Scuola Messi d’Oro nel degrado: topi, bagni rotti e rischio sanitario

La relazione dell’Asl Roma 2 documenta gravi carenze strutturali e igieniche: chiesto un intervento urgente al IV Municipio

Scuola

Una scuola in condizioni critiche, con bagni inutilizzabili trasformati in magazzini, infiltrazioni e spazi esterni lasciati al degrado, tanto da costituire un potenziale pericolo per la salute pubblica.
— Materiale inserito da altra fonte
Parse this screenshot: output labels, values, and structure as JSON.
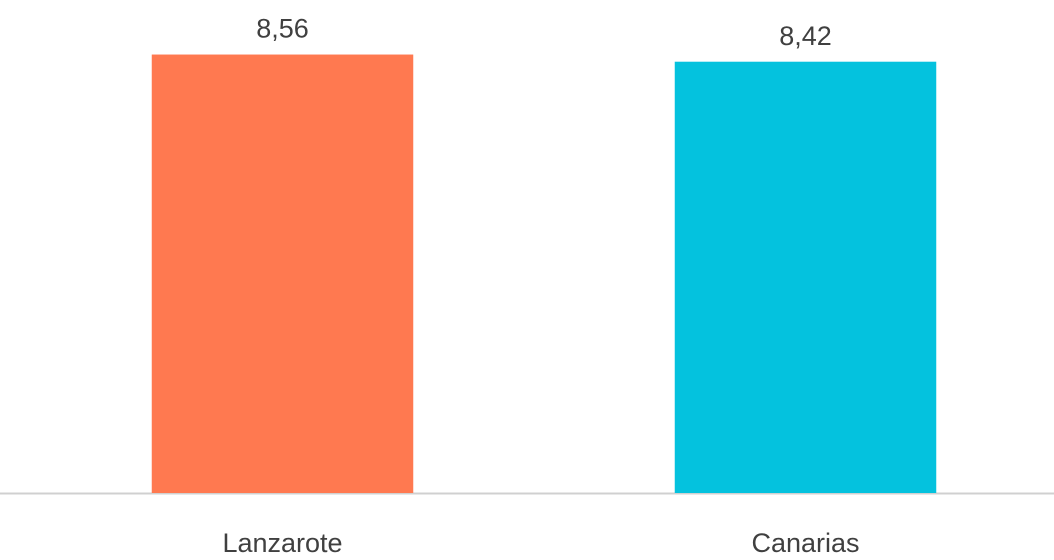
{
  "chart_data": {
    "type": "bar",
    "categories": [
      "Lanzarote",
      "Canarias"
    ],
    "values": [
      8.56,
      8.42
    ],
    "value_labels": [
      "8,56",
      "8,42"
    ],
    "colors": [
      "#ff7950",
      "#04c2de"
    ],
    "ylim": [
      0,
      9
    ]
  }
}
È il quadro emerso dal sopralluogo effettuato il 12 novembre scorso dall’Asl Roma 2 presso la scuola Messi d’Oro di Pietralata, finita al centro dell’attenzione pubblica dopo le proteste dei genitori per la presenza di topi.

La relazione, visionata da RomaToday, descrive una situazione allarmante, che ha portato i tecnici dell’Asl a scrivere alla direzione socio-educativa e tecnica del IV Municipio per richiedere un intervento immediato. Il sopralluogo è stato condotto insieme a docenti, alla referente della scuola dell’infanzia e alla collaboratrice della dirigente scolastica.

Le condizioni delle aree esterne sono particolarmente gravi: la vegetazione è in ricrescita incontrollata, senza alcuna cura, proprio nelle zone dove erano stati trovati pacchi di pasta scaduti nei carrelli della spesa. I muri perimetrali presentano fessure che potrebbero ospitare nidi di roditori, aggravate dalla vicinanza di edifici abbandonati.

Anche la mensa scolastica non rispetta i requisiti normativi, in particolare per quanto riguarda il rapporto aeroilluminante, ovvero la presenza di finestre in proporzione alla superficie. Il mancato rispetto di questa norma può influire negativamente su salubrità e ventilazione degli ambienti in cui mangiano i bambini.

Gli ambienti interni non sono in condizioni migliori. L’Asl ha rilevato che molti spazi non rispettano i parametri di sicurezza e igiene, con caloriferi privi di protezioni adeguate, pericolosi per i più piccoli. Il problema principale, però, riguarda i servizi igienici: solo due bagni funzionanti per 30 docenti, mentre altri locali sono usati impropriamente come depositi, con evidenti criticità sanitarie. L’assenza di acqua nei sanitari, si legge nella relazione, favorisce la risalita di odori e agenti contaminanti, creando un ambiente malsano.

Anche i bagni destinati agli alunni presentano malfunzionamenti, con alcuni non accessibili o in pessime condizioni igieniche. Particolarmente preoccupante è la situazione dei servizi a uso promiscuo, come quelli della palestra, definiti “sporchi e insufficientemente manutenuti” dagli ispettori sanitari.

Di fronte a queste condizioni, l’Asl Roma 2 ha parlato di un rischio concreto per la salute pubblica, sollecitando interventi urgenti per eliminare le cause strutturali alla base del degrado. In particolare, è stato chiesto al Municipio di adottare misure anti-infestanti efficaci e al dirigente scolastico di attivare strategie organizzative e gestionali per limitare i problemi.

Una situazione che richiede risposte immediate, anche alla luce delle segnalazioni già presentate dalle famiglie degli alunni, che chiedono da tempo maggiore attenzione per la salute e la sicurezza dei propri figli.